Brooks resigned as News International CEO in July. She edited the Sun from 2003 to 2009 and News of the World from 2000 to 2003. She was arrested for questioning in the phone hacking scandal last July 17 and released on bail.
The New York Times noted that the e-mail counters News Corp’s claims “until 2010” that phone hacking was a rare violation made by former News of the World’s Clive Goodman, who was jailed in 2007 for phone hacking.
According to the Guardian and Bloomberg, during the Feb. 29 Leveson Inquiry, UK detective Philip Williams said that former News International CEO Rebekah Brooks “had her phone hacked by News of the World twice a week when she was editor of the Sun.”
Bloomberg noted that Brooks “took no action on being told that her phone was hacked.”

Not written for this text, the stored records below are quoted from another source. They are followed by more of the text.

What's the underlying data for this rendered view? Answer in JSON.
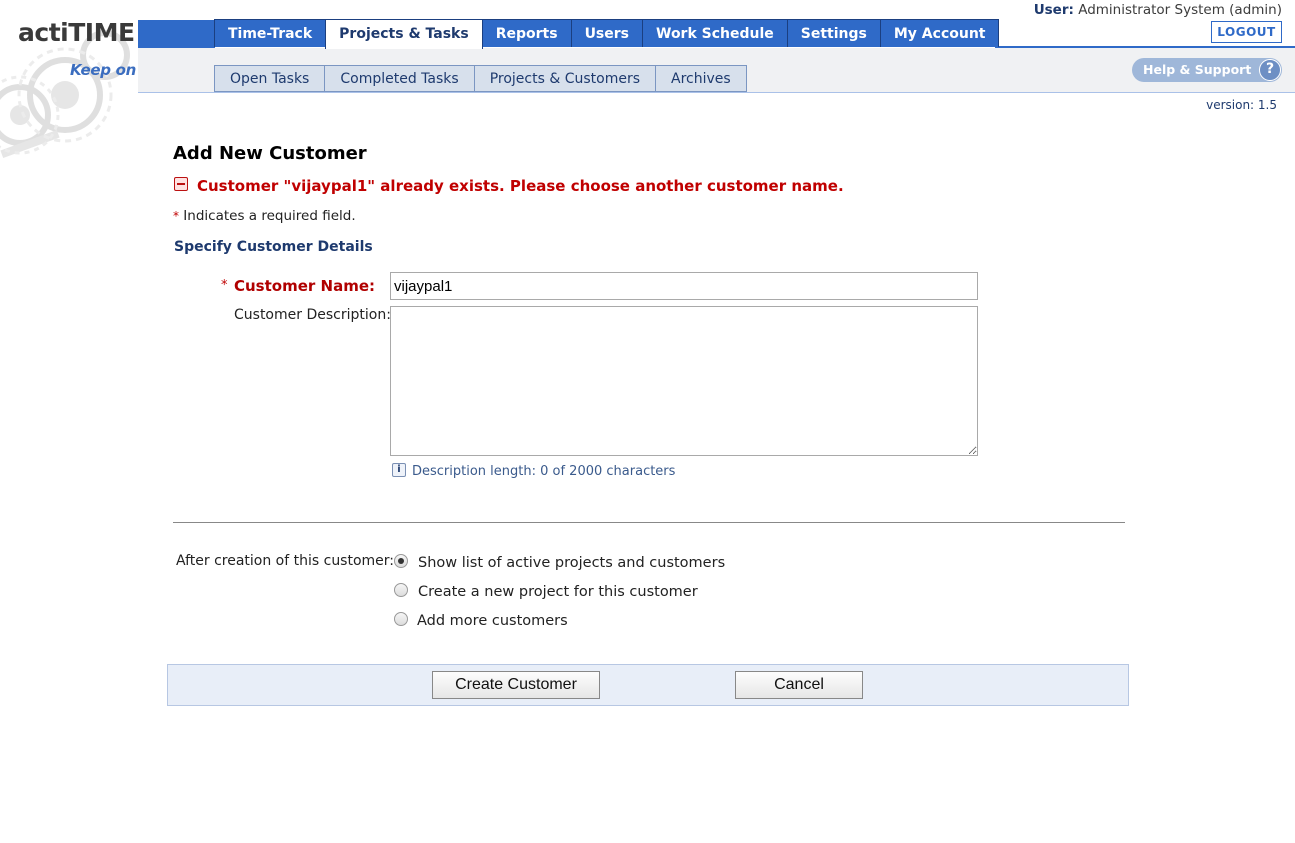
{
  "header": {
    "logo": {
      "prefix": "acti",
      "suffix": "TIME"
    },
    "tagline": "Keep on trackin’",
    "user_label": "User:",
    "user_value": "Administrator System (admin)",
    "logout_label": "LOGOUT",
    "help_label": "Help & Support",
    "help_icon": "?",
    "version": "version: 1.5"
  },
  "main_tabs": [
    {
      "label": "Time-Track",
      "active": false
    },
    {
      "label": "Projects & Tasks",
      "active": true
    },
    {
      "label": "Reports",
      "active": false
    },
    {
      "label": "Users",
      "active": false
    },
    {
      "label": "Work Schedule",
      "active": false
    },
    {
      "label": "Settings",
      "active": false
    },
    {
      "label": "My Account",
      "active": false
    }
  ],
  "sub_tabs": [
    {
      "label": "Open Tasks"
    },
    {
      "label": "Completed Tasks"
    },
    {
      "label": "Projects & Customers"
    },
    {
      "label": "Archives"
    }
  ],
  "page": {
    "title": "Add New Customer",
    "error": "Customer \"vijaypal1\" already exists. Please choose another customer name.",
    "required_star": "*",
    "required_note": "Indicates a required field.",
    "section_title": "Specify Customer Details"
  },
  "form": {
    "name_label": "Customer Name:",
    "name_value": "vijaypal1",
    "description_label": "Customer Description:",
    "description_value": "",
    "description_info_icon": "i",
    "description_length": "Description length: 0 of 2000 characters",
    "after_label": "After creation of this customer:",
    "options": [
      {
        "label": "Show list of active projects and customers",
        "checked": true
      },
      {
        "label": "Create a new project for this customer",
        "checked": false
      },
      {
        "label": "Add more customers",
        "checked": false
      }
    ]
  },
  "buttons": {
    "create": "Create Customer",
    "cancel": "Cancel"
  },
  "colors": {
    "tab_blue": "#2f6ac8",
    "error_red": "#c00000",
    "section_blue": "#1e3a6e"
  }
}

The Guardian explained that in 2006, police told Brooks that News of the World private investigator Glenn Mulcaire had her number in his notes. Mulcaire was jailed the next year for phone hacking.
In a separate Feb. 28 report, the Guardian reported that “documents released by the high court” indicate that “six journalists at the News of the World” used Mulcaire to hack phones.
According to a Feb. 28 Guardian report, the UK police “loaned Rebekah Brooks a police horse” in 2008. While the police claimed “the horse had reached the end of its working life and there was nothing unusual in deciding to loan it,” the news of the loaned horse has added to suggestions that the police “has been too close to Rupert Murdoch’s News International,” Sky News and the Guardian reported.
Adding to that, the UK Telegraph noted that an anonymous source “close to the Prime Minister” said that UK prime minister David Cameron may have ridden the horse. In a March 1 interview, Cameron confirmed that “it’s a matter of record that I have ridden horses with Rebekah Brooks’ husband in my constituency.” Cameron denies that he rode that horse in particular though.
Brooks had the horse for two years and “paid for food and vet bills,” according to Sky News.